Classification support:
-tn, --parseTaxonNames Parse taxon names. Default value: true.
-g2t, --gi2taxa [string] GI-to-Taxonomy mapping file.
-a2t, --acc2taxa [string] Accession-to-Taxonomy mapping file.
-s2t, --syn2taxa [string] Synonyms-to-Taxonomy mapping file.
-g2eggnog, --gi2eggnog [string] GI-to-EGGNOG mapping file.
-a2eggnog, --acc2eggnog [string] Accession-to-EGGNOG mapping file.
-s2eggnog, --syn2eggnog [string] Synonyms-to-EGGNOG mapping file.
-t4eggnog, --tags4eggnog [string] Tags for EGGNOG id parsing (must set to activate id parsing).
-g2interpro2go, --gi2interpro2go [string] GI-to-INTERPRO2GO mapping file.
-a2interpro2go, --acc2interpro2go [string] Accession-to-INTERPRO2GO mapping file.
-s2interpro2go, --syn2interpro2go [string] Synonyms-to-INTERPRO2GO mapping file.
-t4interpro2go, --tags4interpro2go [string] Tags for INTERPRO2GO id parsing (must set to activate id parsing).
-g2kegg, --gi2kegg [string] GI-to-KEGG mapping file.
-a2kegg, --acc2kegg [string] Accession-to-KEGG mapping file.
-s2kegg, --syn2kegg [string] Synonyms-to-KEGG mapping file.
-t4kegg, --tags4kegg [string] Tags for KEGG id parsing (must set to activate id parsing).
-g2seed, --gi2seed [string] GI-to-SEED mapping file.
-a2seed, --acc2seed [string] Accession-to-SEED mapping file.
-s2seed, --syn2seed [string] Synonyms-to-SEED mapping file.
-t4seed, --tags4seed [string] Tags for SEED id parsing (must set to activate id parsing).
-fwa, --firstWordIsAccession First word in reference header is accession number (set to ‘true’ for NCBI-nr downloaded Sep 2016 or later). Default value: true.

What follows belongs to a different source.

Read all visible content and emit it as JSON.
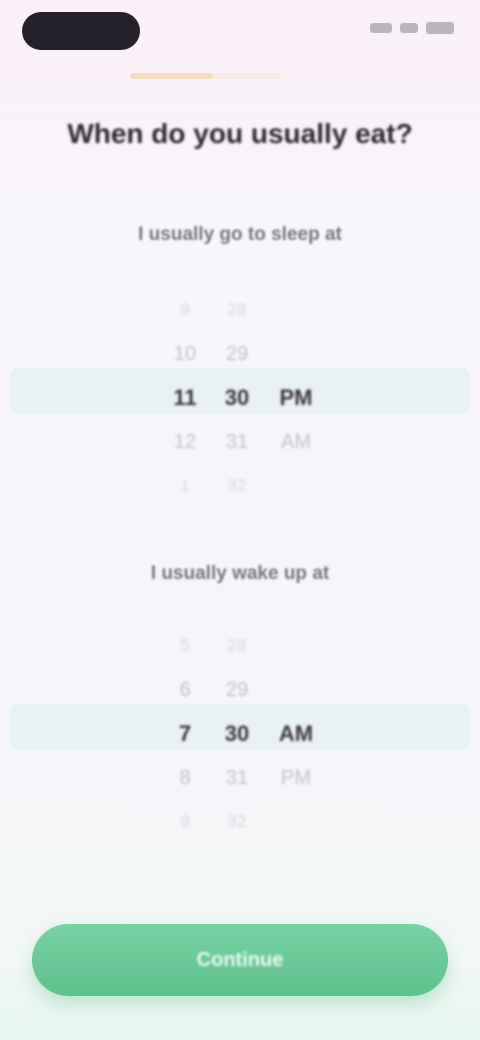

-atags, --accessionTags [string(s)] List of accession tags. Default value(s): gb| ref|.
-v, --verbose Echo commandline options and be verbose. Default value: false.
-h, --help Show program usage and quit.

There are three crucial things to specify:

  1. the input file
  2. the mapping files used to map NCBI accessions to taxa or functional classes, and
  3. whether you want long read mode (for long reads or contigs) or short read mode.